Quando menstruou pela primeira vez, aos 11 anos, a brasiliense Paula Lemos sentiu muita dor. A adolescência passou, a vida adulta chegou e a sensação não mudava. Ao contrário, ficava pior. A estudante sentia tanto desconforto que vomitava, tinha diarreia, fluxo intenso e chegava até a desmaiar. “Meu corpo apagava, precisava pegar atestado de uma semana”, lembra a mestranda, hoje, com 28 anos. Nenhum remédio fazia efeito e os médicos achavam o sofrimento “normal”.
Paula foi demitida de três estágios por conta das ausências mensais. Demorou oito anos para terminar a faculdade. Os amigos também não compreendiam a falta em aniversários e encontros. Acreditavam ser moleza ou uma desculpa qualquer. A reação é comum. Os homens não entendem a dor, as mulheres que não sofrem com cólicas muito fortes comparam o sofrimento ao próprio e todos concordam: parece frescura.
Apenas aos 26 anos, a estudante recebeu o diagnóstico: endometriose. O tratamento tradicional com anticoncepcional não funcionou e, um ano depois, mesmo não tendo filhos, Paula submeteu-se a uma histerectomia. Retirou o útero na esperança da dor passar e viver uma rotina normal.

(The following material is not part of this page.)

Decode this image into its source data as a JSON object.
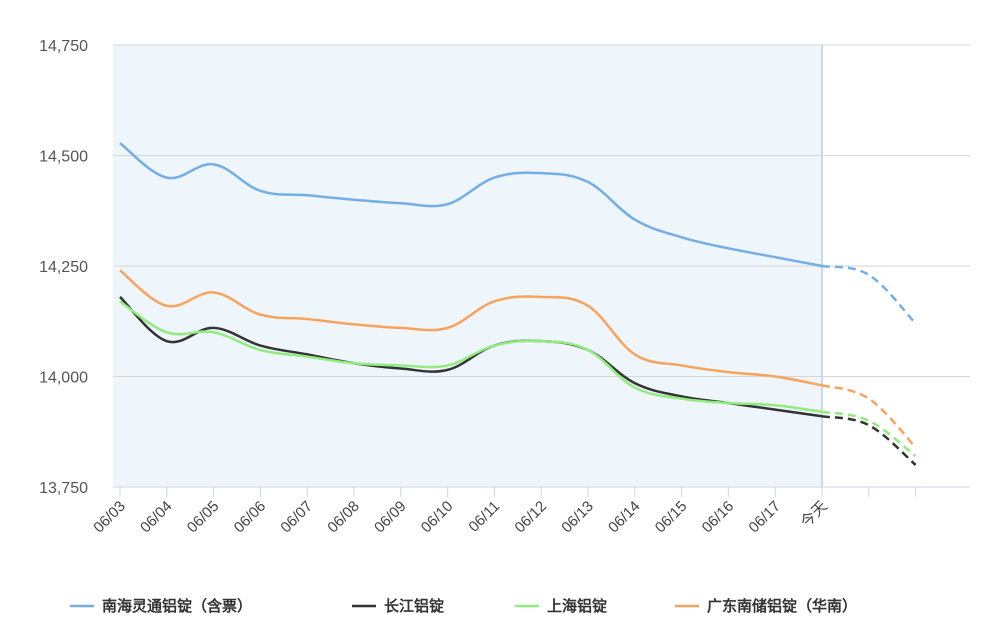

O desconforto durante a menstruação é pessoal. Como cada mulher tem um limiar de dor, fica difícil quantificar ou comparar a aflição. Segundo uma pesquisa do Ibope Inteligência, 76% das brasileiras sofrem de cólica e 80% delas considera que a qualidade de vida diminui muito durante o fluxo. Para alertar a população sobre essa situação, ginecologistas definiram março como o Mês Mundial da Conscientização da Endometriose.

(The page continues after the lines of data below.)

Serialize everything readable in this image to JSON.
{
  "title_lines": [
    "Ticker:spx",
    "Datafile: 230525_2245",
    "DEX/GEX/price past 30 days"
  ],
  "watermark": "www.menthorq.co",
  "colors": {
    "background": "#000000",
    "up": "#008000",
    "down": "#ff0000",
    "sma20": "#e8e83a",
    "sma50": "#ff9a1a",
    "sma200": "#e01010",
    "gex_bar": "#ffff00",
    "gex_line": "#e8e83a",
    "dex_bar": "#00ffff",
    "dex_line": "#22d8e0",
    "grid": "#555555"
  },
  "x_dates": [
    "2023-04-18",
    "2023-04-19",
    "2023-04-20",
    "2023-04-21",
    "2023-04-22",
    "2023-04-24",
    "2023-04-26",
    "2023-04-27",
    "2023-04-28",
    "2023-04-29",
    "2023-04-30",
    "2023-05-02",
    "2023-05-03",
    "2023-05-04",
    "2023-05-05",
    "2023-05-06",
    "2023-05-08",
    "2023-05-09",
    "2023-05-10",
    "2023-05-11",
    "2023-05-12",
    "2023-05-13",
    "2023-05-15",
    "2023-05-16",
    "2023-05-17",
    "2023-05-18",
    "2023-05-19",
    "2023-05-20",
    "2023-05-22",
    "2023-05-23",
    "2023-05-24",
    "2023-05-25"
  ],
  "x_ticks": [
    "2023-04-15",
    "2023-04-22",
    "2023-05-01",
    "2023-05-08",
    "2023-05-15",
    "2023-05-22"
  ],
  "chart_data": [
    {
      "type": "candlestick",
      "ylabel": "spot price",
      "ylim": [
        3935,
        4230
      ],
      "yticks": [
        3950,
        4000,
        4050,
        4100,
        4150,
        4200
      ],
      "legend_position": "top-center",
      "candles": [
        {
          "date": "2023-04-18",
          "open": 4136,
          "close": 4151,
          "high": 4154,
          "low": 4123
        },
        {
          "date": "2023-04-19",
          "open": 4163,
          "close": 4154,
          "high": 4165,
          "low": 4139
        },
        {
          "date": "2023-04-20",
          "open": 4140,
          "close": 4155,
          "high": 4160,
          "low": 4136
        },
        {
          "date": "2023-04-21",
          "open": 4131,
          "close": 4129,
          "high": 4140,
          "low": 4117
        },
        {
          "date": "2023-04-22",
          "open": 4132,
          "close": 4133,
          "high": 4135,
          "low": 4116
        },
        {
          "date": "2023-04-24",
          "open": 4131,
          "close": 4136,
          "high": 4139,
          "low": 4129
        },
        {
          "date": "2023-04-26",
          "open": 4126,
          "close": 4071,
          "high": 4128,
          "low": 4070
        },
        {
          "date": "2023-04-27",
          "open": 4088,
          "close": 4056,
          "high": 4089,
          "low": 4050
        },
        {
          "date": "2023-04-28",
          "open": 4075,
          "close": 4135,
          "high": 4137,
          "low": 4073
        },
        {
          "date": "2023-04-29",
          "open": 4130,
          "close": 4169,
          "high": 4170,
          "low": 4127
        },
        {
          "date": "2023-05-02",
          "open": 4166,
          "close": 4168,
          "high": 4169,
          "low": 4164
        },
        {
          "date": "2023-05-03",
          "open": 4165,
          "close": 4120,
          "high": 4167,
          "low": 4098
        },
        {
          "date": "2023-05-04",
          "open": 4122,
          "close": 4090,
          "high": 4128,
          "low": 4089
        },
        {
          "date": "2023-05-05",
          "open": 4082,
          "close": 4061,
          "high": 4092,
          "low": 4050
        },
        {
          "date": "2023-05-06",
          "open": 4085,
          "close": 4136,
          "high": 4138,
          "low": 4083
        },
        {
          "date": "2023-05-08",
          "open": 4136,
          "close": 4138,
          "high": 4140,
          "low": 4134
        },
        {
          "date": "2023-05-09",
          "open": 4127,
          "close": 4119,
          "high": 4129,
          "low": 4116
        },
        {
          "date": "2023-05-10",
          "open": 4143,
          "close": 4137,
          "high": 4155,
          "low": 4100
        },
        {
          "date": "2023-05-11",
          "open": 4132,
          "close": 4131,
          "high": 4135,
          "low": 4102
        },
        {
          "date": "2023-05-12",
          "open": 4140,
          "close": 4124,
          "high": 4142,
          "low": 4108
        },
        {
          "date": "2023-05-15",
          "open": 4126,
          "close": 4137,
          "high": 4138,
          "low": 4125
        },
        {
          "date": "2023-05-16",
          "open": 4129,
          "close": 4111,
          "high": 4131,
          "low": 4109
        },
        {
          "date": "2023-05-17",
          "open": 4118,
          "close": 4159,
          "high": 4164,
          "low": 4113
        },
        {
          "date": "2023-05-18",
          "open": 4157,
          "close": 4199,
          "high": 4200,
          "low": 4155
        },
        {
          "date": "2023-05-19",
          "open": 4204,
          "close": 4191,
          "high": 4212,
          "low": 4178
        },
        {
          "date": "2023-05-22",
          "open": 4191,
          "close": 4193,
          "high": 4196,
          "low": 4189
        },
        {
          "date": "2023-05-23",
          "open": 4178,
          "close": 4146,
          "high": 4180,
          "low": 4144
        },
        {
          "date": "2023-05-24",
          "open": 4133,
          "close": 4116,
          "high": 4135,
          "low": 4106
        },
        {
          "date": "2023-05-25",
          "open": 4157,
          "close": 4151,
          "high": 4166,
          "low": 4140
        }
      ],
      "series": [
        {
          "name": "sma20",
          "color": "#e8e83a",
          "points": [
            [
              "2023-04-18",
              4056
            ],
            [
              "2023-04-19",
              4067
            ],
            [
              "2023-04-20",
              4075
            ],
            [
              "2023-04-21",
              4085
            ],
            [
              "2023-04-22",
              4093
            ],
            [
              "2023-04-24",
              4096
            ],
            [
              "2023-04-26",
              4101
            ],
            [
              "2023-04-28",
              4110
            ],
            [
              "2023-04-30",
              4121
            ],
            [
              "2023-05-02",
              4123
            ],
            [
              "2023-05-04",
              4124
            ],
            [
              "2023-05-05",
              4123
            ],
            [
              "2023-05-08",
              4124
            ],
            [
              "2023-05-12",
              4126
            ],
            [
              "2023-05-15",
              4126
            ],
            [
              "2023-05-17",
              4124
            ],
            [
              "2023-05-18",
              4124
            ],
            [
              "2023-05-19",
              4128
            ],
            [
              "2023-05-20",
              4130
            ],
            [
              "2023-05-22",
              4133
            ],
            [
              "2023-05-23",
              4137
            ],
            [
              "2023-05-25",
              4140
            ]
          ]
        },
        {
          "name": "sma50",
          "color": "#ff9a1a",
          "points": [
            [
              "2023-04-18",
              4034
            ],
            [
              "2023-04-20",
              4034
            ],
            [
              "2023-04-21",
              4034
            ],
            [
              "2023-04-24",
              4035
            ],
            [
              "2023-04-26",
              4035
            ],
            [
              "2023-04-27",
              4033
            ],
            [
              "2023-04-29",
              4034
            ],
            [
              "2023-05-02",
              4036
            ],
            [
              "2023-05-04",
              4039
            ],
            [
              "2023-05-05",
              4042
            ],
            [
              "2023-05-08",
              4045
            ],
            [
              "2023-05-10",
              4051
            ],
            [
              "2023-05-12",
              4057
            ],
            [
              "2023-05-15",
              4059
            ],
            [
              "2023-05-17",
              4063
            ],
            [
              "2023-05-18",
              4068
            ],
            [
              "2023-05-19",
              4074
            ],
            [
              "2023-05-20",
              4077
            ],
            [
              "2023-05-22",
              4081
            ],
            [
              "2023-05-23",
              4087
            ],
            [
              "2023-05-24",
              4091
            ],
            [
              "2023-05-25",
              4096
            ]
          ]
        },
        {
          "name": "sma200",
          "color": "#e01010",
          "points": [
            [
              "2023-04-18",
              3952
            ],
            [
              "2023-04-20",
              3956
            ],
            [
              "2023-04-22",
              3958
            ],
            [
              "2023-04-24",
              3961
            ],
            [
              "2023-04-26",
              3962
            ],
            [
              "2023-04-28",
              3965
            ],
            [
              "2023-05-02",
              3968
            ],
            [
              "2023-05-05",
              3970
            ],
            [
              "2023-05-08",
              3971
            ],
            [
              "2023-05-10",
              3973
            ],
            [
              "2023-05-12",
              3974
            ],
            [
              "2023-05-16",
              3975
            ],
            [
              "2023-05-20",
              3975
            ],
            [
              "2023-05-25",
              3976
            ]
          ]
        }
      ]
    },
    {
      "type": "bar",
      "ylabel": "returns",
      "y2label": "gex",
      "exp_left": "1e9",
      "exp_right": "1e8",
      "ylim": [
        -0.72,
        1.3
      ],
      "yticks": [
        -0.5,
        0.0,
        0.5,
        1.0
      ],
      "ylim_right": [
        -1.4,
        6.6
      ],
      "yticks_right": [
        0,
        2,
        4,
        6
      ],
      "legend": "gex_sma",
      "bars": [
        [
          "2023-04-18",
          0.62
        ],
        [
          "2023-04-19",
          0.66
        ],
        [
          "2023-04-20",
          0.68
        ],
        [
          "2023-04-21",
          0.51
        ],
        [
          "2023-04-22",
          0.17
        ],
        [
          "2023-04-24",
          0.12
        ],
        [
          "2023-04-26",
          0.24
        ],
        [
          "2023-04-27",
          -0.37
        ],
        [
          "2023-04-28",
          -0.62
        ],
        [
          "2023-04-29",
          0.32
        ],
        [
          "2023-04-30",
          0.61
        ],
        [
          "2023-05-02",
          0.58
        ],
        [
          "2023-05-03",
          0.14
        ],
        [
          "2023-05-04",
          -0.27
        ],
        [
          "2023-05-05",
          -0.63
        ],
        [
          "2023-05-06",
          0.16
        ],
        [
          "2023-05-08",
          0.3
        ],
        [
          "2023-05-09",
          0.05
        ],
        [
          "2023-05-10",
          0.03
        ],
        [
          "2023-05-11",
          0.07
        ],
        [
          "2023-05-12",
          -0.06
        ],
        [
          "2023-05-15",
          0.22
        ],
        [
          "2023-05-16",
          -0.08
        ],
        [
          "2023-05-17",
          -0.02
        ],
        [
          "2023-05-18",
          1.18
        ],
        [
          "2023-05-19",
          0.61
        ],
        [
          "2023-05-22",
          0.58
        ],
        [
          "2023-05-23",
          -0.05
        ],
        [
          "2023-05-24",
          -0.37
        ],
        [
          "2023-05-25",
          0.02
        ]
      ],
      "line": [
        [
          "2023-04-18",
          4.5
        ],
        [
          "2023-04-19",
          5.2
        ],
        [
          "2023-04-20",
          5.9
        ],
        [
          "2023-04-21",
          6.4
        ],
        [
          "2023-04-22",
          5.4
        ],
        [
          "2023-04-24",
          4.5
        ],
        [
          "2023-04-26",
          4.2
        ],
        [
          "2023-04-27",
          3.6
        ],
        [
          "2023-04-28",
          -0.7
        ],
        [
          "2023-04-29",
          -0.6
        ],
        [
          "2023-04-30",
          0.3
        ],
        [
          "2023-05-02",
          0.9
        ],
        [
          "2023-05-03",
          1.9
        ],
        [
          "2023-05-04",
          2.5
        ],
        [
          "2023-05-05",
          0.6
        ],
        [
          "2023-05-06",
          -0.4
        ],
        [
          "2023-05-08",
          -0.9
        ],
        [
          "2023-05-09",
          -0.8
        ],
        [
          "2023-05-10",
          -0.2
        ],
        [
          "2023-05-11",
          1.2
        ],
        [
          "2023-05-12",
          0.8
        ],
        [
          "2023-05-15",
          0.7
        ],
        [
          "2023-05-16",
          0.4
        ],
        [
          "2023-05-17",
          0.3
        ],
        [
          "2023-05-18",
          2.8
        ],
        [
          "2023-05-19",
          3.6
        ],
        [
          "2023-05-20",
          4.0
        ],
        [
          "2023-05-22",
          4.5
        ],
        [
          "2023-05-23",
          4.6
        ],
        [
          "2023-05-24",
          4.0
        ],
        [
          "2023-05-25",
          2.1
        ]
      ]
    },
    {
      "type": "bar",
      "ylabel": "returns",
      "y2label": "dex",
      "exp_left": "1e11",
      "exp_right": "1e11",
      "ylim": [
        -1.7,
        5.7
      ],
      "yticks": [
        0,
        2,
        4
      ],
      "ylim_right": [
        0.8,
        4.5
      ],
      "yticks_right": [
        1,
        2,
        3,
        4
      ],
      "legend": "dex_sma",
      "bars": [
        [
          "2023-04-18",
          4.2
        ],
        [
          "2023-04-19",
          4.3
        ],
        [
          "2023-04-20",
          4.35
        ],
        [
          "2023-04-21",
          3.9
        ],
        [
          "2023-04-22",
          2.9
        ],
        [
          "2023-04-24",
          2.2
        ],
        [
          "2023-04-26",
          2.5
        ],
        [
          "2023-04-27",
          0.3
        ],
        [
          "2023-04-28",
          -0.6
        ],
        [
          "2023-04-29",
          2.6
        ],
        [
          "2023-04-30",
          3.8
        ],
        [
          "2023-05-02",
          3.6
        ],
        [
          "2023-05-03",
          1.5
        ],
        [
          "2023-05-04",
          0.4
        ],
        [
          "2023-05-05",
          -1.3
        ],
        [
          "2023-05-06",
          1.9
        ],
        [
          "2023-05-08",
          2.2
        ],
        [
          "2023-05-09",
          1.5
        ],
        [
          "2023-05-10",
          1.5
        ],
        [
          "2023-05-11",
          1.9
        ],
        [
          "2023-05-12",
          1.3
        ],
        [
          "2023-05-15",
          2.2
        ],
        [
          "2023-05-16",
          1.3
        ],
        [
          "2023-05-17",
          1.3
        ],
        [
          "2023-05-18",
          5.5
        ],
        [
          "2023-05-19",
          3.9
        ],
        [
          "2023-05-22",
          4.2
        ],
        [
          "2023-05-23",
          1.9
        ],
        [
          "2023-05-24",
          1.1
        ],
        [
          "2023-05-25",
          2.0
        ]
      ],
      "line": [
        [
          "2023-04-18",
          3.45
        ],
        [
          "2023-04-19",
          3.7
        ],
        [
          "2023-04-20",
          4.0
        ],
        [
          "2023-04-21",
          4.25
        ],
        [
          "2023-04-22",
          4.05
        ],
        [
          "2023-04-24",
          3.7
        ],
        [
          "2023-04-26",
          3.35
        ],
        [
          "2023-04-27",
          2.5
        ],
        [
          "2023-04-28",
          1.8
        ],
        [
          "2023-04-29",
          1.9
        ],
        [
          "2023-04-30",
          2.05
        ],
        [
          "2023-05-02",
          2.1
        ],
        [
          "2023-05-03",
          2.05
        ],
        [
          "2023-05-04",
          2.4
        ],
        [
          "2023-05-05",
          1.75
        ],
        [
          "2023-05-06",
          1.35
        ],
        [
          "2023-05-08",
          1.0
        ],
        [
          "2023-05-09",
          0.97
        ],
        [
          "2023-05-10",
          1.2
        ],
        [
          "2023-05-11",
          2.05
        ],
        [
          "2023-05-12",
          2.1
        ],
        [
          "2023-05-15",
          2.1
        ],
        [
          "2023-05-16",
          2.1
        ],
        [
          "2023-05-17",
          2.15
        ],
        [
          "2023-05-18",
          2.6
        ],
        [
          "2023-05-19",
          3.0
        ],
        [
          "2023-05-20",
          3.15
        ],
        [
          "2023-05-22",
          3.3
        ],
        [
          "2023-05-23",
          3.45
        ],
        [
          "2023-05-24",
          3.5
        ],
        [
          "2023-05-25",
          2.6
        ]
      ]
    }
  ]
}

Existe um projeto de lei tramitando na Câmara dos Deputados sugerindo três dias de afastamento do trabalho durante o período menstrual. De acordo com o deputado Carlos Bezerra (PMDB-MT), a produtividade das mulheres cai por conta da cólica e dos sintomas associados à indisposição. As horas perdidas, entretanto, deveriam ser compensadas em outro momento para evitar prejuízos às empresas.
STELA WOO/METRÓPOLES
O sofrimento pode variar entre um leve desconforto e uma dor incapacitante, provocando a necessidade de ausências no trabalho ou na escola. Porém, a cólica que merece atenção extra é chamada de dismenorreia secundária. Ela ganha este nome quando se encontra uma causa: pólipos, alguns tipos de mioma, processo inflamatório pélvico, doença sexualmente transmissível e endometriose, por exemplo.
“Nesses casos, a dor frequentemente traz impacto negativo para a qualidade de vida da paciente. Ela pode vir associada a outros sintomas como vômitos, náuseas, cefaleia, diarreia, desconforto na lombar ou com irradiação para as pernas. E, na maioria das vezes, aparece acompanhada de sangramento uterino anormal”, explica a ginecologista Valéria Leal Mathias, membro da Associação de Ginecologia e Obstetrícia do Distrito Federal.
Segundo a médica, se a cólica for normal, o tratamento está relacionado ao impacto dos sintomas na vida da paciente. Algumas mulheres sentem alívio só em entender a fisiopatologia da dor, enquanto outras precisam de medicamentos anti-inflamatórios para bloquear a produção de prostaglandina ou contraceptivos para evitar a ovulação. “Há também pacientes que adotam terapias não medicamentosas, como acupuntura e atividade física”, afirma.
A endometriose
“Cerca de 80% das mulheres com endometriose têm cólicas fortes e incapacitantes. Além disso, muitas têm problemas para engravidar”, explica o ginecologista e presidente da comissão de Endometriose da Federação Brasileira das Associações de Ginecologia e Obstetrícia (Febrasgo), Sérgio Podgaec.
Quem sofre com essa condição tem pedaços do endométrio, parte interna do útero que descama formando a menstruação, fora do órgão. As células migram no sentido oposto do comum e acabam caindo nos ovários ou na cavidade abdominal, onde multiplicam-se e sangram. Podem fixar-se na região pélvica, tubas uterinas, ovários, bexiga, intestino e em outras partes do organismo.
Pacientes com endometriose podem ter menstruação de até sete dias e em fluxo maior do que o usual. Além disso, o sangue desce coagulado e mais escuro. “A doença maltrata muito. O diagnóstico chega a demorar seis anos após o início dos sintomas devido à ausência de alterações nos exames de imagem na sua fase inicial”, afirma Valéria.
Por isso, se você sente cólicas fortes e definiria a dor como sendo de intensidade sete, no mínimo, em uma escala de zero a dez, ou se a menstruação atrapalha muito o dia a dia e é responsável por visitas ao pronto-socorro ou faltas no trabalho ou escola, procure um especialista para identificar a causa.